The number of monarch butterflies wintering in Mexican forests declined for a second consecutive year, a government official said Monday.
Alejandro Del Mazo, Mexico's commissioner for protected areas, said the monarchs clumped in trees covering about 6.12 acres (2.48 hectares) this winter. That was down about 14.7 percent from the 7.19 acres (2.91 hectares) the previous winter.
The monarch butterflies' migration is measured by the area they cover in pine and fir forests west of Mexico City. Millions of the butterflies make the 3,400-mile (5,500-kilometer) migration from the United States and Canada each year.
Jorge Rickards, director of the World Wildlife Fund in Mexico, which participated in the annual study, said a particularly busy hurricane season across the insects' migration route could have been a factor.
"These climate phenomena without a doubt have an impact on the migration," Rickards said.
He also mentioned a March 2016 wind storm and cold snap that devastated the core of the butterfly reserve.
Monarch expert Lincoln Brower, a biology professor at Sweet Briar College in Virginia who co-authored a report about the 2016 storm, pointed to the effects of that storm's felling of thousands of trees. The salvage logging permitted by the government to remove the downed trees to reduce the risk of forest fires continued to damage the fragile ecosystem, he said.
In a September 2017 article in American Entomologist, Brower wrote that "forest thinning reduces the microclimatic buffering provided by the forest canopy during the winter season, thus increasing the mortality risk to the overwintering monarchs."
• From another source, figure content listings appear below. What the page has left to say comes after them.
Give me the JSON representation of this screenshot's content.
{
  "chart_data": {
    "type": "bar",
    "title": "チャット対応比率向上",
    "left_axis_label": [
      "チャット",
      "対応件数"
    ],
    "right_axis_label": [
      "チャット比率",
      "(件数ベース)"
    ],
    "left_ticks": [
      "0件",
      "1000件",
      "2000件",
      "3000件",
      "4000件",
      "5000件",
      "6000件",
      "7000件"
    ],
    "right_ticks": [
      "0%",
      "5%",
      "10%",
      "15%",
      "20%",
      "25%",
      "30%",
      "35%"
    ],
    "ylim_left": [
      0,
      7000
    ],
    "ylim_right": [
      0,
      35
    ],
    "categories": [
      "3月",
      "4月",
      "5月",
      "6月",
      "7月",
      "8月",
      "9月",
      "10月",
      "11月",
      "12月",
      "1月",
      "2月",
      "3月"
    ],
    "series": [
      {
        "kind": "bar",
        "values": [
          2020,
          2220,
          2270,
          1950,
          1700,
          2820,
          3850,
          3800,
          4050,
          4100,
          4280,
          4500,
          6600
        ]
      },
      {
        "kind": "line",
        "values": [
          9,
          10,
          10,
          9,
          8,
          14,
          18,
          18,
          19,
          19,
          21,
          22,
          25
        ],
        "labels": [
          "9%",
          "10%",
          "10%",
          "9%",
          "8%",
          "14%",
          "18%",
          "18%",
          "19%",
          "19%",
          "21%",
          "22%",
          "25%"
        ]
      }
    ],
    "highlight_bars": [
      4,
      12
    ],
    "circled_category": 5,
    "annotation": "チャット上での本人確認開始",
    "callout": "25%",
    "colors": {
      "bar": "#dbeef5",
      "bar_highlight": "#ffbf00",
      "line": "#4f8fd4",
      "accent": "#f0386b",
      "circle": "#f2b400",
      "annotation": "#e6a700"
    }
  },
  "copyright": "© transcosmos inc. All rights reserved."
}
The monarch butterflies wintering in Mexico have been in decline since the winter of 1996-1997 when they covered about 44 acres (18 hectares) of forest. There have been several rebound years, but each has generally been less than the preceding upswing.
Increased use of herbicides in the United States have hurt the prevalence of milkweed, which monarch caterpillars feed on, risking their survival.
Homero Aridjis, an environmental activist who has worked to protect the butterflies' winter habitat, said the government has supplied insufficient data to allow independent scientists to analyze the colonies. He said new ways to measure the butterfly population are necessary.
Del Mazo said Monday tthat he government is awaiting data from a laser-scanning technology known as LIDAR.
On the positive side, Rickards noted that illegal logging in the Mexico reserve was nearly eliminated last year with the help of gendarmes who patrol the area. He said 1.6 acres (.65 hectare) was lost to illegal logging last year, compared to 29.6 acres (12 hectares) the prior year.
"On one hand, Mexico has done its work as far as controlling logging, but on the other hand Mexico is not free of the global phenomena implied by climate change and we have to be ready to confront and take measures to be able to adapt to this reality," Rickards said.